Alternatives to the Current Liability Regime for Robots
Punishment is generally understood as corrective: the wrongdoer repays their debt to society, either financially or through loss of liberty. We cannot apply criminal punishment directly to robots; however, there is criminal law for non-humans—namely, corporations. Corporations have some rights: they can own property, sign contracts, be held liable for negligence, and, in certain cases, be punished for criminal acts or environmental harm. Yet, they cannot be imprisoned.
Corporations are human-created entities recognized by law as artificial persons with attributes of personhood conferred through incorporation by a state agency. Their legal status was designed primarily to facilitate economic transactions and their interactions with the world. In case of an accident, it is not necessary to identify the specific author of the wrongdoing—victims are compensated by the corporation, increasing the likelihood of recovery. Although this regime could be adapted for robots, it does not address the question of consent in the context of sex robots.
Electronic Personhood as a Rational Legal Response
Personhood has been granted to non-human entities—for example, the Whanganui River, certain chimpanzees, or idols in some religions.
People tend to treat humanoid robots more like humans than machines. We may assign greater blame to the creator of a robot that appears human than to one that does not. Humans interact differently with robots that resemble them. Legal personhood includes rights and duties, but it is not equivalent to natural personhood. A juridical person need not be a human being. Legal personhood exists primarily to facilitate economic relationships and judicial proceedings. The physical appearance of a robot should not influence this debate.
Nonetheless, the ideas of consciousness and consent lie at the heart of the controversy. Since it is impossible to confirm the consciousness or awareness of a robot, granting it legal personhood equivalent to a human being cannot be morally or ethically justified.

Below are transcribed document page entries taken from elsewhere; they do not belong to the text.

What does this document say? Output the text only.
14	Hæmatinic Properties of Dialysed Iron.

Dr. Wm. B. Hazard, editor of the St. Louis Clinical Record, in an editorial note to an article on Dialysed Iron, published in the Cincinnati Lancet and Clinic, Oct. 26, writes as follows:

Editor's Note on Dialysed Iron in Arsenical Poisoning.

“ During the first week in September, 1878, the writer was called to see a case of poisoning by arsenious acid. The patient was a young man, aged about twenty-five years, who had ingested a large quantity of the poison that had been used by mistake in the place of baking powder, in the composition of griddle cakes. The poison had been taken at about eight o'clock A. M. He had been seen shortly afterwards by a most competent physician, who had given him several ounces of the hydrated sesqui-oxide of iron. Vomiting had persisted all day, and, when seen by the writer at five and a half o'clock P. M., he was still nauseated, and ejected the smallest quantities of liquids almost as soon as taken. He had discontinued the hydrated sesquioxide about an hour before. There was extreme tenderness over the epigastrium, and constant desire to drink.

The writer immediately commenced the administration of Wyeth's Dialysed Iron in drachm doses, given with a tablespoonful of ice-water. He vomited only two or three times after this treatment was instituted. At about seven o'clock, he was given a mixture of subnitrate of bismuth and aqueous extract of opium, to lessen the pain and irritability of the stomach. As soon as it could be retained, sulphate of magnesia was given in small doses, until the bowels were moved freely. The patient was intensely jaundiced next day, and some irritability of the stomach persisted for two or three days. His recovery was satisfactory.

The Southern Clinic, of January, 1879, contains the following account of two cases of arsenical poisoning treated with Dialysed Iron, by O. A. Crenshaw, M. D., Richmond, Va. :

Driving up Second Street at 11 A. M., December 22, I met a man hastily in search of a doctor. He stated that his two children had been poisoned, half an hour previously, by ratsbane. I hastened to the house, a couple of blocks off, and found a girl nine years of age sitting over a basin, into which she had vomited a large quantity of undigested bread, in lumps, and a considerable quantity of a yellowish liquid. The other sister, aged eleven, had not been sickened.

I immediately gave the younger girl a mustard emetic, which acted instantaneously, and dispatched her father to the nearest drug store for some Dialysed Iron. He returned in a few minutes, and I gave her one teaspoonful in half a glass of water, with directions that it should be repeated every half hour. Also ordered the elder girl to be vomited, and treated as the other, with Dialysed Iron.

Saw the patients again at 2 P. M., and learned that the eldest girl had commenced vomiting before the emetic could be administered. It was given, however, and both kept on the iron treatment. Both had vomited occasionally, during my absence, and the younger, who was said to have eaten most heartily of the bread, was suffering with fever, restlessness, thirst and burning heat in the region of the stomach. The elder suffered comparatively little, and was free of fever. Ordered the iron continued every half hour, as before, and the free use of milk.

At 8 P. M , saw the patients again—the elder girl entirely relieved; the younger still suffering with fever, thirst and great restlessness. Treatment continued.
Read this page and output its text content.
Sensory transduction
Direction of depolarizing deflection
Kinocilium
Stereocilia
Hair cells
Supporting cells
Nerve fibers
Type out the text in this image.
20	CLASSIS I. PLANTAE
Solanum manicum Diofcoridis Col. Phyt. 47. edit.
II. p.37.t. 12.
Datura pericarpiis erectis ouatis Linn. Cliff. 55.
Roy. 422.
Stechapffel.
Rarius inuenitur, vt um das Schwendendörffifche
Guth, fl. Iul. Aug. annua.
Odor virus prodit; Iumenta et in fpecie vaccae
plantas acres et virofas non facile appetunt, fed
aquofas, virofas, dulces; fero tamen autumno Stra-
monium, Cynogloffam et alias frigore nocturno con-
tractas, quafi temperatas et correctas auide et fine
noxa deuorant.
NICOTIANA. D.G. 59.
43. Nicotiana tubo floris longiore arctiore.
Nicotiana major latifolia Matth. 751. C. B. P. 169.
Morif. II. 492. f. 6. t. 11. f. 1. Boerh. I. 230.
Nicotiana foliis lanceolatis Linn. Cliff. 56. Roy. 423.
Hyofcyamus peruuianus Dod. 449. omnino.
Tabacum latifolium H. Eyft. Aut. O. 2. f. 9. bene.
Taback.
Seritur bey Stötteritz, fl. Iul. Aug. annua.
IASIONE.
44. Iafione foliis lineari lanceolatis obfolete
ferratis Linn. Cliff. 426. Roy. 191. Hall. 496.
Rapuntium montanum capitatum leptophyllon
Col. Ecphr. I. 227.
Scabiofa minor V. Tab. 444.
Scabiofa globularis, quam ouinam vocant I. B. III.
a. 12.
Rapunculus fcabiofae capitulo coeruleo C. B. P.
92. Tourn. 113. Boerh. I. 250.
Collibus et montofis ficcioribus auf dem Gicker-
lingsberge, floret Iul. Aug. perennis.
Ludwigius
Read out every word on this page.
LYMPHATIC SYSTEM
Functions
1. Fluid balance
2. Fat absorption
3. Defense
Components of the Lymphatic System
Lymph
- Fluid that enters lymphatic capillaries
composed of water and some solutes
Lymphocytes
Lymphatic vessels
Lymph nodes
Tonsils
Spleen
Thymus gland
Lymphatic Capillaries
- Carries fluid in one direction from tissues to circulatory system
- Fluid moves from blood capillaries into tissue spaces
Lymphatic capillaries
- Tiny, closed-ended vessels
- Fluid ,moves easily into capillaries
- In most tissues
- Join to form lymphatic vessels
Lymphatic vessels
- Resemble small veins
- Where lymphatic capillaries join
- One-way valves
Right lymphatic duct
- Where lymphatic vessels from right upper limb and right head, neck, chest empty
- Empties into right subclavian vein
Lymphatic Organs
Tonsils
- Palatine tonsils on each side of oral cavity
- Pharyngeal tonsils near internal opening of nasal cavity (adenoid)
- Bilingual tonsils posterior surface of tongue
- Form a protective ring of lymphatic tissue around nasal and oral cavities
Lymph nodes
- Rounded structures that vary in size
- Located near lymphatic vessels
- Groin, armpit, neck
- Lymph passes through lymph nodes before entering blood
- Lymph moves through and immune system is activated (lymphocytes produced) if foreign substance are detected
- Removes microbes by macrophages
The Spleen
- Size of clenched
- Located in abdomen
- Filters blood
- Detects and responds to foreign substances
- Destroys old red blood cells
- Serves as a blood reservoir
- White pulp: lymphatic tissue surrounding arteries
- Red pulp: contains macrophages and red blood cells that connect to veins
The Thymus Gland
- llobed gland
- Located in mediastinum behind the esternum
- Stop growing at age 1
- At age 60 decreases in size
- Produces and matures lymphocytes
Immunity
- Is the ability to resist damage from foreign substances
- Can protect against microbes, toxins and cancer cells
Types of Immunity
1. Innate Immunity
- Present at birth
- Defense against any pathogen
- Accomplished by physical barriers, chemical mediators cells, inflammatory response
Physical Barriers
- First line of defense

As previously mentioned, the European Parliament introduced the idea of electronic personhood for robots, which was strongly rejected in an open letter by several AI experts. In April 2018, the EU Commission released a document on AI without mentioning electronic personhood. Despite resistance to granting this status, the growing presence of sex robots and potential advocacy for marriage between humans and robots will demand new forms of legal regulation.